その後も、さまざまな異端説が論じられ、排斥されるのですが、中でも重要なのは、一般にアルビジョア十字軍と呼ばれる、主に南仏で隆盛をみたカタリ派の排斥でしょう。カタリ派(アルビ派とも)は第三回ラテラノ会議で公式に異端である、と議決されたのですが、南仏に群雄割拠していた領主たちの抵抗に遭い、カトリックへの転向は難航しました。その後、教皇庁が派遣した使節が帰途、暗殺される事件が起き、時の教皇インノケンティウス三世は十字軍を発動させます。
 
この教皇の号令は、以前も第四回十字軍が、聖地奪回のはずが、東ローマ帝国を攻略し、コンスタンティノープルを失陥させるなど、指揮系統や使命が、背後の権力によって左右される嫌いがあり、第四回十字軍の場合は、コンスタンティノープルと覇権を競っていたヴェネツィア国が目標を換えており、主な理由は東ローマ帝国内のお家騒動にありました。あらかじめ言い含められた皇帝の亡命皇子が正統な帝位回復の代償として莫大な対価を払うというので、聖都奪回のはずの十字軍が他でもない、もう一つのローマ帝国の帝都を攻撃したのです。しかもこの亡命皇子は約束の対価を払えなかったため、十字軍の怒りを買ってビザンティンは略奪の憂き目に遭いました。すべて教皇のせいではないにせよ、発動させたのですから責任は重大でしょう。この頃から、教権が衰退し、王権がより強くなっていくのは、彼の責任です。
 
そして、アルビジョア十字軍もまた、北仏の諸侯が南仏を劫掠する格好になります(この時、仏国王は英伊との戦争で多忙につき、参加を断っています)。その後、何度かの攻防があるのですが、結局、最終的には、仏国王が総指揮を執って南仏を制圧します。必ずしも、教皇の意向とは異なりますが、北仏(パリを中心とするオイル語圏)勢力が、南仏(ラングドック圏)地方を蹂躙する結果となり、これで仏国の大都市はパリ一つになったようなものです。マルセイユが第二の人口が多い都市ですが、それでも七〇年代に九〇万、対してパリは市だけで二〇〇万を、首都圏では一二五〇万人を超えます。フランスの大統領とパリ市長の対立などを見ていて、よく理解できないことがありますが、おおむね、フランス人はパリ政権を嫌っており、各地方の自治を誇る傾向にあるのも、これが遠因でしょう。
 
ニケーア信条も可決されたので、紀元二〇〇年頃にあった「ローマ信条」を元にして書かれた「使徒信条(クレド)」が公同の信条として認められた格好です。同一の文言ではないにせよ、およそキリスト教の各宗派は、ニケーア信条か、それに近い「三位一体」を使徒信条としています。プロテスタントも、大方は、それに倣っています。

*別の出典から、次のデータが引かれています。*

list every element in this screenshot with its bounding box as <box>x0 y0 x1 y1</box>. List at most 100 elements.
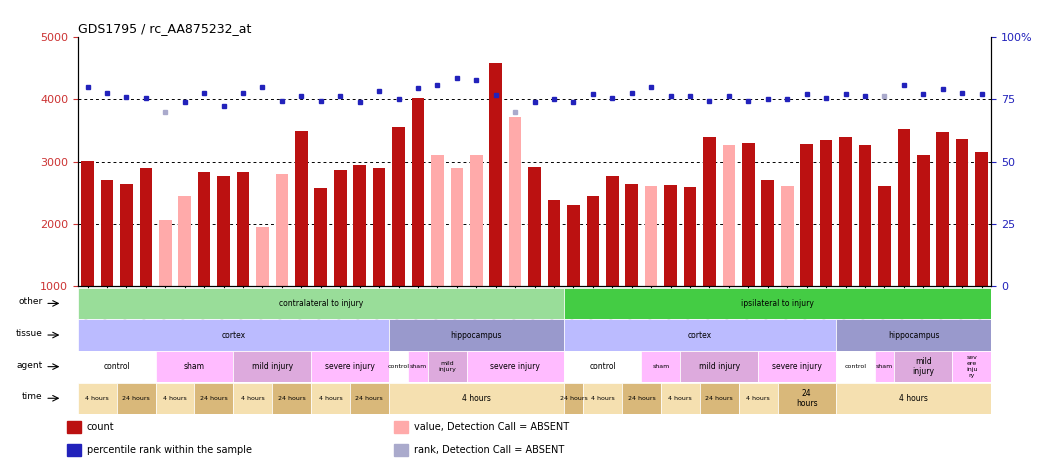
Bar <box>116 383 156 414</box>
Bar <box>489 63 502 286</box>
Text: severe injury: severe injury <box>772 362 822 371</box>
Bar <box>450 168 463 286</box>
Bar <box>758 351 836 382</box>
Bar <box>234 383 272 414</box>
Bar <box>389 351 408 382</box>
Bar <box>622 383 661 414</box>
Bar <box>567 205 580 286</box>
Bar <box>777 383 836 414</box>
Bar <box>703 137 716 286</box>
Text: 24 hours: 24 hours <box>355 396 383 401</box>
Bar <box>353 165 366 286</box>
Bar <box>684 187 696 286</box>
Text: 4 hours: 4 hours <box>163 396 187 401</box>
Bar <box>234 351 311 382</box>
Bar <box>564 383 583 414</box>
Text: 4 hours: 4 hours <box>746 396 770 401</box>
Bar <box>373 168 385 286</box>
Bar <box>722 145 735 286</box>
Bar <box>509 118 521 286</box>
Bar <box>315 188 327 286</box>
Bar <box>661 383 700 414</box>
Text: sham: sham <box>652 364 670 369</box>
Bar <box>606 176 619 286</box>
Bar <box>394 444 408 456</box>
Bar <box>311 383 350 414</box>
Text: time: time <box>22 392 43 401</box>
Bar <box>762 180 774 286</box>
Text: 4 hours: 4 hours <box>241 396 265 401</box>
Bar <box>626 184 638 286</box>
Bar <box>78 319 389 351</box>
Bar <box>392 127 405 286</box>
Bar <box>894 351 953 382</box>
Bar <box>389 383 564 414</box>
Text: hippocampus: hippocampus <box>887 331 939 339</box>
Bar <box>528 167 541 286</box>
Text: 4 hours: 4 hours <box>462 394 491 403</box>
Bar <box>800 144 813 286</box>
Bar <box>156 383 194 414</box>
Bar <box>466 351 564 382</box>
Bar <box>311 351 389 382</box>
Bar <box>680 351 758 382</box>
Text: contralateral to injury: contralateral to injury <box>278 299 363 308</box>
Text: rank, Detection Call = ABSENT: rank, Detection Call = ABSENT <box>414 445 564 455</box>
Bar <box>67 444 81 456</box>
Bar <box>179 196 191 286</box>
Bar <box>394 421 408 433</box>
Bar <box>742 143 755 286</box>
Bar <box>350 383 389 414</box>
Text: mild
injury: mild injury <box>438 361 456 372</box>
Text: cortex: cortex <box>221 331 245 339</box>
Bar <box>956 139 968 286</box>
Text: mild
injury: mild injury <box>912 357 934 376</box>
Bar <box>81 161 93 286</box>
Bar <box>156 351 234 382</box>
Text: 4 hours: 4 hours <box>591 396 614 401</box>
Bar <box>198 172 211 286</box>
Text: value, Detection Call = ABSENT: value, Detection Call = ABSENT <box>414 422 569 432</box>
Bar <box>700 383 739 414</box>
Bar <box>898 129 910 286</box>
Bar <box>976 152 988 286</box>
Text: cortex: cortex <box>688 331 712 339</box>
Bar <box>237 172 249 286</box>
Bar <box>664 185 677 286</box>
Text: 4 hours: 4 hours <box>899 394 928 403</box>
Bar <box>120 184 133 286</box>
Text: mild injury: mild injury <box>699 362 740 371</box>
Bar <box>67 421 81 433</box>
Bar <box>276 174 289 286</box>
Bar <box>295 131 307 286</box>
Text: tissue: tissue <box>16 329 43 338</box>
Bar <box>875 351 894 382</box>
Text: sham: sham <box>876 364 893 369</box>
Text: other: other <box>19 297 43 306</box>
Bar <box>781 186 793 286</box>
Text: ipsilateral to injury: ipsilateral to injury <box>741 299 814 308</box>
Text: 24 hours: 24 hours <box>706 396 733 401</box>
Bar <box>428 351 466 382</box>
Bar <box>389 319 564 351</box>
Bar <box>586 196 599 286</box>
Text: sev
ere
inju
ry: sev ere inju ry <box>966 355 978 378</box>
Bar <box>78 288 564 319</box>
Bar <box>159 220 171 286</box>
Bar <box>641 351 680 382</box>
Bar <box>431 155 443 286</box>
Bar <box>217 176 230 286</box>
Bar <box>583 383 622 414</box>
Bar <box>836 351 875 382</box>
Text: control: control <box>590 362 616 371</box>
Bar <box>917 155 930 286</box>
Bar <box>78 351 156 382</box>
Text: control: control <box>844 364 867 369</box>
Bar <box>564 319 836 351</box>
Text: 4 hours: 4 hours <box>668 396 692 401</box>
Bar <box>858 145 871 286</box>
Text: 24 hours: 24 hours <box>628 396 655 401</box>
Bar <box>739 383 777 414</box>
Bar <box>548 200 561 286</box>
Text: GDS1795 / rc_AA875232_at: GDS1795 / rc_AA875232_at <box>78 22 251 35</box>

また、ユダヤ教との断裂として、安息日は(ユダヤ教の)土曜日ではなく日曜日に、復活祭(過越祭)の計算も、ユダヤ教の暦法による計算を破棄し、新たな暦法で決定しました。これらは幾つかの混乱を招き、特に暦法の算出はかなり後代になって結着しています。
ともあれ、そういう会議が、ニケーア公会議でした。
 
これは、私がクリスチャンではないから、太平楽をならべていられるのかも知れませんが、じゃあ、クリスチャンはきちんと三位一体の教義を理解して、それで使徒信条を唱えているのか、というと、それは疑問です。そもそも布教の時代(時期)には、間口を広くして、新しい信徒を受け容れなければならないので、初めから、キリスト教は、こんなややこしい教義がある宗教なんですよ、とは言わないし、言えないでしょう。そしていったん信徒になった人は、なんとなく日々、使徒信条を唱えているうちに、それを確と理解しないまでも、なんとなく、判ったような気になるのだ、と思われます。
 
おそらく、日本にかぎらず、普通のクリスチャンに対して、非キリスト教徒が、三位一体の教義について詳しく教えてくれ、と聞いたら、かなり多くの人が当惑すると思います。非常に高度な神学的な教養が背後になければ、三位一体、という説明困難な教義を自分の頭で考え、自分の言葉で説明できる人は、そうそういないはずです。ニケーアで二ヶ月紛糾したことが、一晩で語れるわけがない。
 
しかし、そもそも宗教とは、そういう裾野の広さから成り立っているので、その宗教の奥義のような教義を真に理解しなくても、いや、理解していないならなおさら、それを理解していない自分を視つめて、そういう、いたらない自分を戒めるのが正しい信徒の在り方でしょう。まだキリスト教について自分は判ったとは言えない。自分はクリスチャンとしてはまだまだ未熟なのだ、と思って、多くのクリスチャンは、そういう裾野の部分で生きている。それが普通の信徒の在り方だろう、と思います。それは信徒として、別に恥じることでもないし、責められる筋合いもありません。ある宗教を「信じる」、ということは、教義を理解する、という以上の世俗的ないかなる権力やその他の力学をこえた「絶対的な力」があります。それがまた、宗教という文化の高度で、理解が難しいところです。
 
半可通の知識をもって、お前には自分に三位一体を説明することが出来ないじゃないか。それでクリスチャンと言えるのか。などと問い詰めても、だからムダなのです。宗教というもの、信仰というものは、そこに在るのではない。一つの文化の総体として、社会の中に存在しているのです。だから、いかに無教養で教義に無知であっても、信徒の力は強い。それが宗教の強さであり、信仰の強さになっている。それを理解しないと、宗教について何か判ったとは、絶対に言えないのです。
 
 
さて、その後も、何度かの会議をへて、正統と異端の決定がなされましたが、最初の公会議としてのニケーア会議の特徴としては、新約聖書のどこにも、そんなことは書いてない「三位一体」という神学の説を、いわば聖書外で、生み出し、それを「正統」としたことでしょう。皮肉をこめて言うと、これは画期的な事跡でした。
 
新約は、初期キリスト教会(以前のナザレ派)とユダヤ教を決裂させ、ニケーア会議は、教会と新約とを断裂させた、とも言えるでしょう。
すなわち、初めて新約聖書やパウロ文書から離れてキリスト教会が自立したのです。同時にそれは、同じ一神教であるユダヤ教との永訣でもあり、また聖書とは独立してキリスト教独自の教義を決めてもよい、という思潮をまねきます。
これが、まあ、後の世のプロテスタントの発生の初源ともなりました。プロテスタントは、あくまでも聖書に拠る、という姿勢ですので、一部のプロテスタントでは、当初、三位一体説を認めない。という宗派さえあったのです。
かくのごとく、神学論争は面倒くさいものであります。